Segundo a denúncia, "tentar privar mais de 100 milhões de usuários de comunicações privadas e seguras é um retrocesso que só pode reduzir a segurança das pessoas na Rússia".
"Continuamos a fazer todo o possível para manter as pessoas conectadas", destacou o Whatsapp.
As autoridades do país têm buscado incentivar seus cidadãos a usarem o Max, um novo aplicativo de mensagens promovido por Moscou, mas atualmente muito menos popular.
Oferecido pela gigante russa das redes sociais VK desde 2025, o Max se apresenta como um "superaplicativo" que fornece acesso tanto a serviços governamentais quanto a lojas online.

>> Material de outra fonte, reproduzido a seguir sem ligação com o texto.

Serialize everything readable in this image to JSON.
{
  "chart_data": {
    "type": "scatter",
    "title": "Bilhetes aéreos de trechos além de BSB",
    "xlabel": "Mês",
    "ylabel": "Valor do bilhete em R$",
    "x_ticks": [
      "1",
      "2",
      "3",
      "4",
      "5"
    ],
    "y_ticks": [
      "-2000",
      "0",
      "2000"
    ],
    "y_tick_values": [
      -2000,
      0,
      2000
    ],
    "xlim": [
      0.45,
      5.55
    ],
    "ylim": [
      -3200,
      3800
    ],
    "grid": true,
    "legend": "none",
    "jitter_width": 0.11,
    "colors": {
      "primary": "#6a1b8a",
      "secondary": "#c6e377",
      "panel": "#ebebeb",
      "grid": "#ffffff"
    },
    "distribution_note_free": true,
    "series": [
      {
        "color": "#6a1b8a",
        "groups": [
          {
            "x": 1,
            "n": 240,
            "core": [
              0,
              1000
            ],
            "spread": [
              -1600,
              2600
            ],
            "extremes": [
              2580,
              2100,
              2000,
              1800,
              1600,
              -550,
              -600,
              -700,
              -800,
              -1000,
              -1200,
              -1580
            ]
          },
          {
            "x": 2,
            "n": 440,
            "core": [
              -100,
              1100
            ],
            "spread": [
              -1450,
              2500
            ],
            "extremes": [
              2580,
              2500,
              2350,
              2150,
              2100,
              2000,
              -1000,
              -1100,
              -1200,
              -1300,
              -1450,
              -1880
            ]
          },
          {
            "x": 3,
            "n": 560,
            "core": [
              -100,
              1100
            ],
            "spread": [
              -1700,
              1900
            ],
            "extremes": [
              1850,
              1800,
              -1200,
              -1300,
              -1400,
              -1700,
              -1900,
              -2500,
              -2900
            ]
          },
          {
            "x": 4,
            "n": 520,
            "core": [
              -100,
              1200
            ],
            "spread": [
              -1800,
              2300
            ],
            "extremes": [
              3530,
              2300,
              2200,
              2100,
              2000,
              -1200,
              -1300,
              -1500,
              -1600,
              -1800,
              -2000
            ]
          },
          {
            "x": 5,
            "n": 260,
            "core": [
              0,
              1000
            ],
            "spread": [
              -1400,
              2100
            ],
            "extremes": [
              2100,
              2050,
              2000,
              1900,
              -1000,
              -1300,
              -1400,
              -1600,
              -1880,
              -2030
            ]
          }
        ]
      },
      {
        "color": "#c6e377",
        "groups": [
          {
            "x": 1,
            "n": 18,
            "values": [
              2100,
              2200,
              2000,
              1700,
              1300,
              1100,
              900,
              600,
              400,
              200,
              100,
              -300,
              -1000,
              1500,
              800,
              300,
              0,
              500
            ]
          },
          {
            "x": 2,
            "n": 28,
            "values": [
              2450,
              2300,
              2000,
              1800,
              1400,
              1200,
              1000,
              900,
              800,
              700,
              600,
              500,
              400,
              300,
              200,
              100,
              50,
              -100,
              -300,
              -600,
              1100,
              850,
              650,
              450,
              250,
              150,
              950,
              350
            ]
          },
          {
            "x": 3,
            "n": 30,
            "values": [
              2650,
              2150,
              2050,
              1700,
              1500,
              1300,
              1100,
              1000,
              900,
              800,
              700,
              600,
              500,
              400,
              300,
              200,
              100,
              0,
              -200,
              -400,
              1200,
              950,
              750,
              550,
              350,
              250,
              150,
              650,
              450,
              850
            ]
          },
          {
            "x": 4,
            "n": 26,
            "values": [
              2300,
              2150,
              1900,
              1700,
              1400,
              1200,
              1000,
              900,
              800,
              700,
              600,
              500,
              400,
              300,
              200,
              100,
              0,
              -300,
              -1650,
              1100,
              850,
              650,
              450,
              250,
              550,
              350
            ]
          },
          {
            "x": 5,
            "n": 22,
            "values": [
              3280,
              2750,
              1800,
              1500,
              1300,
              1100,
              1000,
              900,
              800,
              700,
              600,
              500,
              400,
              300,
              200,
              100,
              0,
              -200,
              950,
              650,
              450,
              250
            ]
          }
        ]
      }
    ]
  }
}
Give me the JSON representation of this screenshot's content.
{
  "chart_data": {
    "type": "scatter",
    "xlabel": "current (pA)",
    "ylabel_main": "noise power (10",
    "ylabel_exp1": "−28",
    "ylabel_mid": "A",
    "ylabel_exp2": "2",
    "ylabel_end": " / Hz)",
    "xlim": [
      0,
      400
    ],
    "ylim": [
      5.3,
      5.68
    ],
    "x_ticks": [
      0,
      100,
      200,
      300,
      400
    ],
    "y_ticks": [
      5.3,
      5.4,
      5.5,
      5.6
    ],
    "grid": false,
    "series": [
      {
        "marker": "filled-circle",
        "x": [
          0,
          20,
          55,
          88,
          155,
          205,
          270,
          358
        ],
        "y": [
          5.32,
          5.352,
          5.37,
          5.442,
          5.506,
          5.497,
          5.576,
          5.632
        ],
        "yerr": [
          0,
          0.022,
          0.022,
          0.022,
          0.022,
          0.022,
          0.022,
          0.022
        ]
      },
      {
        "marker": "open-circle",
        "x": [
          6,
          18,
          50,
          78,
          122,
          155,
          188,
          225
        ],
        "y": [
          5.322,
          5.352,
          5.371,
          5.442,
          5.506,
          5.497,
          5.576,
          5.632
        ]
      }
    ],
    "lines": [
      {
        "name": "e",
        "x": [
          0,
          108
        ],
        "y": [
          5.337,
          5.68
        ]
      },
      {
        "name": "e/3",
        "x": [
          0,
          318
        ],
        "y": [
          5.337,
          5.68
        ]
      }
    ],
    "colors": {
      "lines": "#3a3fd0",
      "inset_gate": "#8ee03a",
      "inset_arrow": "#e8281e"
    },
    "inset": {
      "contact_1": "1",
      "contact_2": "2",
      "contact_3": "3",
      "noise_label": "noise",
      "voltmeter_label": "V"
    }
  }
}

Moscou, que já havia imposto restrições ao aplicativo Telegram, afirmou que o Whatsapp será desbloqueado se a Meta respeitar "as leis russas" e demonstrar "disponibilidade ao diálogo".
"Se a Meta cumprir [as leis russas], iniciará um diálogo com as autoridades locais e, então, haverá a oportunidade de chegar a um acordo", declarou o porta-voz do Kremlin, Dmitry Peskov, à agência de notícias Tass.
Ele enfatizou que, se a empresa americana continuar "ignorando as solicitações da Rússia, não haverá chance de restabelecer o serviço" no país.